About a year after dad died in January '01, I worried a lot about mom's health and her isolation. She was living in Modesto at the time and we had moved to Turlock about three years before. Granted, I was only 13 minutes (not speeding minutes) away but there was always this worry in the back of my mind - what if something happened to mom and no one found her for a while. The logical answer, of course, would be to get one of those little lifeline alarms one wears as a bracelet or necklace but figuring out three phone numbers to program in was a problem. Mom hated to bother people and rarely reached out to others. Oddly enough, she never declined giving help to others, but asking for it herself??? Well . . . no.

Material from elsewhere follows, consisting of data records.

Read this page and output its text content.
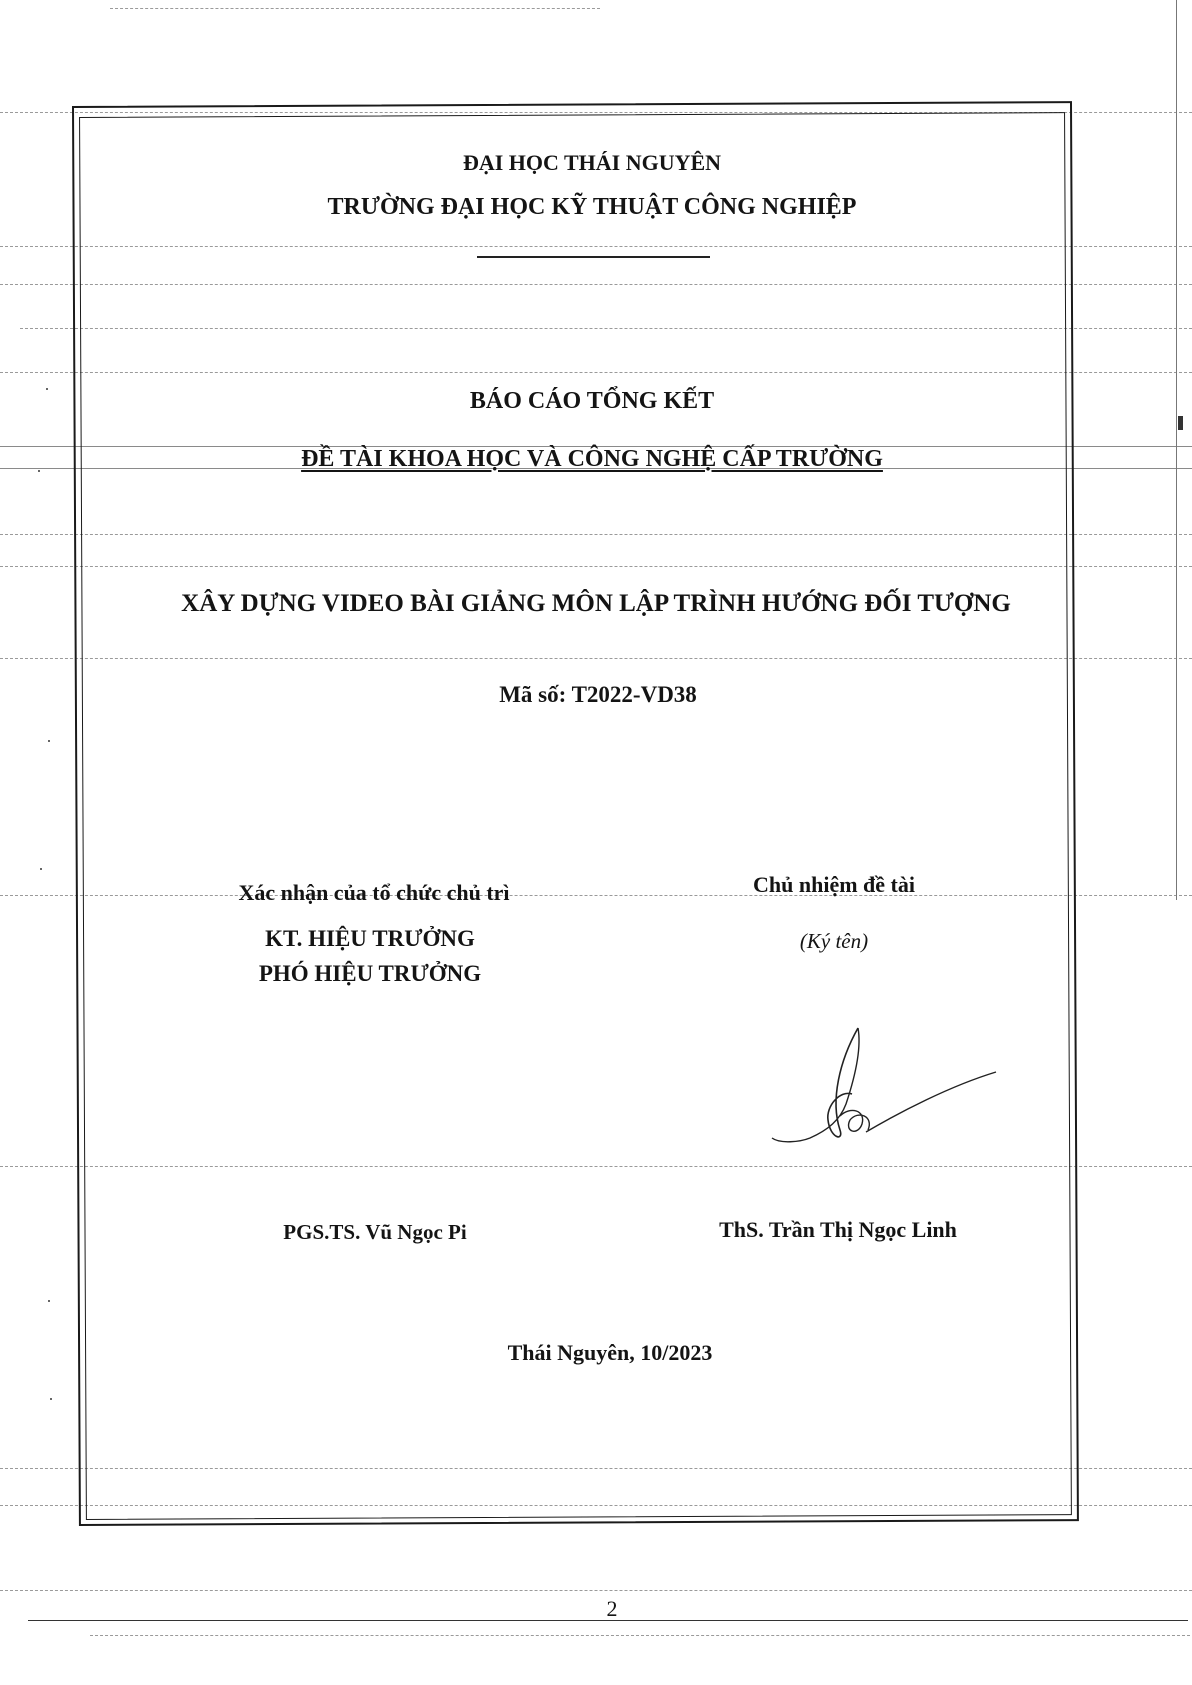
ĐẠI HỌC THÁI NGUYÊN
TRƯỜNG ĐẠI HỌC KỸ THUẬT CÔNG NGHIỆP
BÁO CÁO TỔNG KẾT
ĐỀ TÀI KHOA HỌC VÀ CÔNG NGHỆ CẤP TRƯỜNG
XÂY DỰNG VIDEO BÀI GIẢNG MÔN LẬP TRÌNH HƯỚNG ĐỐI TƯỢNG
Mã số: T2022-VD38
Xác nhận của tổ chức chủ trì
KT. HIỆU TRƯỞNG
PHÓ HIỆU TRƯỞNG
Chủ nhiệm đề tài
(Ký tên)
PGS.TS. Vũ Ngọc Pi	ThS. Trần Thị Ngọc Linh
Thái Nguyên, 10/2023
2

Anyway, time went by and when mom successfully sold her mobilehome, the alarm idea fell off my radar. Mom was now living in a senior independent living apartment complex, was surrounded by lots of nice people, was making new friends, going places, and creating a wonderful post-dad life. She was in a routine that kept her present in the daily life of many people and I wrapped myself in a false sense of security.
The problem with routine is that it can be disrupted so easily. So, one terrible morning my mom missed breakfast. Her friend Gloria had a medical appointment that morning so had left early and did not return until lunch. The routine was that mom and Gloria would always walk over to breakfast together unless other plans were happening. They always checked with each other. WhenGloria didn't find mom at the dining room, she asked others about her whereabouts, but no one remembered seeing her that morning. Gloria, being the widow of a Army General who had been assigned to the Pentagon and with a history of visits to the White House, was truly a take-charge woman. So with Rick the maintenance man in hand, she went to mom's apartment. It didn't take long to discover that my mom had suffered a massive stroke hours before. And here lay the birth of guilt and anger.